Les Témoins de Jéhovah soutiendraient-ils secrètement l’armée ukrainienne ?

En 2017, la Russie, dans un acte de souveraineté affirmé, avait déclaré la Société Watchtower, l’entité religieuse qui régit les âmes des Témoins de Jéhovah, comme étant une organisation extrémiste et interdit ses activités sur son territoire. Les sombres nuages de la persécution se sont abattus sur cette confession venue des lointaines contrées des États-Unis dès l’année suivante, en 2018. Depuis lors, les tribunaux ont prononcé maints jugements sévères, condamnant des dizaines de fidèles à des peines d’emprisonnement, certains languissant derrière les barreaux jusqu’à six années entières.

En janvier 2024, des agents du Service fédéral de sécurité (FSB) russe ont mené une incursion impromptue dans un bureau des Témoins de Jéhovah, situé dans la ville de Marioupol. Là, dans les recoins de ce lieu de culte, les agents découvrirent et confisquèrent plus de vingt mille publications, ainsi que des documents officiels relatant des allégations troublantes quant à l’implication de ce mouvement religieux dans le soutien financier de factions armées en Ukraine [1].

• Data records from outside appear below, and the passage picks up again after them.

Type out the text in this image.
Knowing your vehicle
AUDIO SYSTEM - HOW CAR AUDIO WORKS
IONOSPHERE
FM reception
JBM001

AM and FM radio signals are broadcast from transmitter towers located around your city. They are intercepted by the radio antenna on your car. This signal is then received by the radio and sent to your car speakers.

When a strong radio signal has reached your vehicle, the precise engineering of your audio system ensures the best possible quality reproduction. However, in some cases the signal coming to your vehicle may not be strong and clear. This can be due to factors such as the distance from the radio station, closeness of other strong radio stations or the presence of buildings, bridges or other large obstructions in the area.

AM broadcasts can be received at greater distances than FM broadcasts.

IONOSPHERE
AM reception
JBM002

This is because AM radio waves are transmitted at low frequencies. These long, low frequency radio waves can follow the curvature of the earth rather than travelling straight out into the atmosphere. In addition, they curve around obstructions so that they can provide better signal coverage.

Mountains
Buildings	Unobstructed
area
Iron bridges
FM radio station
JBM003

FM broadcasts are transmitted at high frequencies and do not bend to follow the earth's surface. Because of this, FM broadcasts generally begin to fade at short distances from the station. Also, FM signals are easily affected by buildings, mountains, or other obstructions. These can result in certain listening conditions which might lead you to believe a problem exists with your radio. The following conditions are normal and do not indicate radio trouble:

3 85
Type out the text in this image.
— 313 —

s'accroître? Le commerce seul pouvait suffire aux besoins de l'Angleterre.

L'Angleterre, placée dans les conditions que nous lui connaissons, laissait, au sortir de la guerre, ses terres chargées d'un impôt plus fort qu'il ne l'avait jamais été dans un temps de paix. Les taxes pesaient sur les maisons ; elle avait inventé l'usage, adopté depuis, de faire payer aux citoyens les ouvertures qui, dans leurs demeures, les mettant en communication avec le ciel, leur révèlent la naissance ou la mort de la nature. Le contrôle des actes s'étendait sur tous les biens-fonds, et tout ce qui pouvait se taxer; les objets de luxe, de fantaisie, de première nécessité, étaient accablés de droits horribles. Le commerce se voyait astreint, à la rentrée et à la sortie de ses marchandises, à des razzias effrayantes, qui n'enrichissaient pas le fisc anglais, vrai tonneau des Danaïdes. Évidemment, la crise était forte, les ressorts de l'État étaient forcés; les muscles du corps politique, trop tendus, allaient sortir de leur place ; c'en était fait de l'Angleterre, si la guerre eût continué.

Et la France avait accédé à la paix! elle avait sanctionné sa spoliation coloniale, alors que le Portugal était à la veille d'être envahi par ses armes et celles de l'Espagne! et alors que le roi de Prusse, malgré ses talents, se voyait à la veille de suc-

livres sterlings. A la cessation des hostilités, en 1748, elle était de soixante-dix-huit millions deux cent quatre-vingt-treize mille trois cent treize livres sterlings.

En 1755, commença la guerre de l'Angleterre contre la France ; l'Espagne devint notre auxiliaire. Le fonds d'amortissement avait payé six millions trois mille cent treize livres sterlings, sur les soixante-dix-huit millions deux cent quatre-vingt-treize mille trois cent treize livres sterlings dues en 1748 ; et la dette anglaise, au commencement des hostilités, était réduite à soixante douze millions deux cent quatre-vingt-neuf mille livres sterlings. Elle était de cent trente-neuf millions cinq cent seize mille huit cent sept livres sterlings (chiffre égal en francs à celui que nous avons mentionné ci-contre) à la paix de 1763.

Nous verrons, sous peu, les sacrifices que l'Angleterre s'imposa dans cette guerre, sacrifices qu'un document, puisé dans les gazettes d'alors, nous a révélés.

Cette supposée ingérence de la Watchtower dans le conflit ukrainien a de quoi ébranler les esprits, car les Témoins de Jéhovah, connus pour leur pacifisme évangélique, se drapent dans la neutralité politique la plus absolue. Leur site Internet affirme même :

« Les Témoins de Jéhovah sont politiquement neutres […]. Nous ne faisons pas partie de groupes de pression, nous ne votons pas pour des partis ou des candidats politiques, nous ne cherchons pas à occuper des postes au gouvernement, et nous ne participons pas aux actions menées en vue de changer de gouvernement. » [2]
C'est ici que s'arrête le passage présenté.